Rapport d'information de l'Assemblée Nationale sur la proposition de directive du Conseil modifiant la directive 77/388/CEE en ce qui concerne les taux réduits de taxe sur la valeur ajoutée (COM (2003) 397 final/ E 2365)

 
Introduction :

Régulièrement, l'Assemblée nationale est saisie, au titre de l'article 88-4 de la Constitution, de demandes de dérogations au régime communautaire de la TVA. Ainsi, la Délégation a-t-elle récemment examiné des demandes de l'Irlande - tendant à appliquer un taux réduit sur les constructions immobilières - ou de l'Allemagne - en vue d'exclure du droit à déduction la TVA appliquée à certains biens ou services dont l'utilisation pour les besoins des entreprises est inférieure à 10% de leur utilisation totale. Cette succession de mesures a créé, au fil des ans, un corpus réglementaire extrêmement touffu.

Le régime des taux réduits n'a pas échappé à cette complexité. Aux dérogations accordées dans le cadre des négociations d'adhésion de certains Etats à la Communauté, se sont ajoutées de multiples mesures transitoires et plusieurs régimes spéciaux. L'expérimentation dans certains pays, depuis 2000, de taux réduits de TVA dans des secteurs dits à forte intensité de main-d'œuvre, comme la rénovation des logements ou les services à domicile, en est un des plus récents exemples.

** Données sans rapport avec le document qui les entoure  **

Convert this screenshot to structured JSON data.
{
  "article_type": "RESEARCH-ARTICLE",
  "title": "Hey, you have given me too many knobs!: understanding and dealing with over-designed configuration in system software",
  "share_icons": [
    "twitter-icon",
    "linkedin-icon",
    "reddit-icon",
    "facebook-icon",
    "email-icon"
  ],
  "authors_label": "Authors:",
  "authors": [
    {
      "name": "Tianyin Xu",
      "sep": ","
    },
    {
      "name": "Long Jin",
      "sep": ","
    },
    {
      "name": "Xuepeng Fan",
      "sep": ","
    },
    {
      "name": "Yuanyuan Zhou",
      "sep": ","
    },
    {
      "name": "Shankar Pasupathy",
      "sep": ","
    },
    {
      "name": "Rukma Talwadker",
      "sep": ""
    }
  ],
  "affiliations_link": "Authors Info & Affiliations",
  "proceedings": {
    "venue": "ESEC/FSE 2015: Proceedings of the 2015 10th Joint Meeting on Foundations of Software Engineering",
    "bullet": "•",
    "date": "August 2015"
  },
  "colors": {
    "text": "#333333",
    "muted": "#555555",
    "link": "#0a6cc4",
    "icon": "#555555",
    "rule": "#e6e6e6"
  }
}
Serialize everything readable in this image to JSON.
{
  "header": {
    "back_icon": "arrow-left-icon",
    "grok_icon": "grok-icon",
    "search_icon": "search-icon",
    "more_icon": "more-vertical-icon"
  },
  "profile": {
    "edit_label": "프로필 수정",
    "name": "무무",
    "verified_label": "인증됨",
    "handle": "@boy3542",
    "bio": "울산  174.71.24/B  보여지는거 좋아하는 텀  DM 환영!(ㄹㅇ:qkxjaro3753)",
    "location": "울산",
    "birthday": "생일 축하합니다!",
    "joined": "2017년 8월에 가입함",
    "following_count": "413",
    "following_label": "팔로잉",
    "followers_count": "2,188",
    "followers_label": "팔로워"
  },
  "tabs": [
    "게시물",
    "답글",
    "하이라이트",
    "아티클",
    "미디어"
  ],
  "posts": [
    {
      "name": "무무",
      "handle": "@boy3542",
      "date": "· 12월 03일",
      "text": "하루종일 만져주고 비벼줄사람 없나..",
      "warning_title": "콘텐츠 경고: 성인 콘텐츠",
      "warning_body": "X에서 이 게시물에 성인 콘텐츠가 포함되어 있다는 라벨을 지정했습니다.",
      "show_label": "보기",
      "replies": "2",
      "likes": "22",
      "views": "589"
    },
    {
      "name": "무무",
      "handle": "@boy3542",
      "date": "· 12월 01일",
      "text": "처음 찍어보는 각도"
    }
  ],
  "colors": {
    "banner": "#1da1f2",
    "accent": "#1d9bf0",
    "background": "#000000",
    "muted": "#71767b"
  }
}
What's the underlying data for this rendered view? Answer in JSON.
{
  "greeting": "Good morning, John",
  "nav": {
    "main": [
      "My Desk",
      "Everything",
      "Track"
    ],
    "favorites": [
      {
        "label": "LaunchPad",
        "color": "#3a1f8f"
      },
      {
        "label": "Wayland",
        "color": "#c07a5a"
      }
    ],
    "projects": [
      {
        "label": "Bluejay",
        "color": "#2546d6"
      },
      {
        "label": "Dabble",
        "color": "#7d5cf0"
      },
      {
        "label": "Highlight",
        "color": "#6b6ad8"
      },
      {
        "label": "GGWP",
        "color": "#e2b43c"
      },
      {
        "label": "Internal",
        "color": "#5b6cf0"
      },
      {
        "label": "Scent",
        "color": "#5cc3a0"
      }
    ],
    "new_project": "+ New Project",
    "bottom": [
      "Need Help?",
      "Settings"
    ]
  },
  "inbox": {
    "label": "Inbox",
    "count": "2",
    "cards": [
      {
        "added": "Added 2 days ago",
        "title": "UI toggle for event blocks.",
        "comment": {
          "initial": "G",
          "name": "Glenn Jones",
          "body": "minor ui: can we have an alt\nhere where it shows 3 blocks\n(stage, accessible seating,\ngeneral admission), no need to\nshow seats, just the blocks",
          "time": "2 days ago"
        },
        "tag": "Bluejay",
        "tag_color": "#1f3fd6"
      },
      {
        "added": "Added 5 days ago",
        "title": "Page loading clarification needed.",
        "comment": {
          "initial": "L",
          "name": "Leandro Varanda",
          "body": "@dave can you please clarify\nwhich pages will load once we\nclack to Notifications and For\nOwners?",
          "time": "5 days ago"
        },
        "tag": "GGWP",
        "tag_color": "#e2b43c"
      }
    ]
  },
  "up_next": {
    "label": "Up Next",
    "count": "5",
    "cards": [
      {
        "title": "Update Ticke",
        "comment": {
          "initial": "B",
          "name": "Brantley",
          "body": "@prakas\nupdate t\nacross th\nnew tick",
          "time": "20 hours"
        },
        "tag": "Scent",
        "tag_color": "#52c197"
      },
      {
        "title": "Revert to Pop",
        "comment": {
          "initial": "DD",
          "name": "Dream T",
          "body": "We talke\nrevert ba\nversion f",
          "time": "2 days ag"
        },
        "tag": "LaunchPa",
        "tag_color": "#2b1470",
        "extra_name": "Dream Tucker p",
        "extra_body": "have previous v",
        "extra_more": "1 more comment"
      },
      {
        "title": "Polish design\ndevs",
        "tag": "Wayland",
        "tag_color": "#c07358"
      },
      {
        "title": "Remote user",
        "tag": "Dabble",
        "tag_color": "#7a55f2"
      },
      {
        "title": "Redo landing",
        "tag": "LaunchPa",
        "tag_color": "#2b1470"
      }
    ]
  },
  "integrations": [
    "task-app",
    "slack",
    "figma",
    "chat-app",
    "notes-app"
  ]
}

Dès lors, il est très difficile d'avoir une idée claire du champ d'application des taux réduits de TVA en Europe. La Commission elle-même admet ne pouvoir fournir en ce domaine que des informations « indicatives ». C'est tout dire...

Cette situation présente plusieurs inconvénients. Au-delà du caractère opaque de la loi communautaire, elle engendre des difficultés pratiques pour les particuliers, les entreprises et les administrations. De plus, elle place les Etats dans des situations inégales injustifiées : on ne comprend pas pourquoi, par exemple, huit Etats membres peuvent appliquer un taux réduit de TVA sur la restauration, et non les sept autres ; ni pourquoi le Royaume-Uni, l'Irlande, la Belgique, le Danemark, l'Italie, la Finlande et la Suède ont seuls le droit d'appliquer des taux zéro. Enfin, elle présente des risques de distorsions de concurrence au sein du marché intérieur.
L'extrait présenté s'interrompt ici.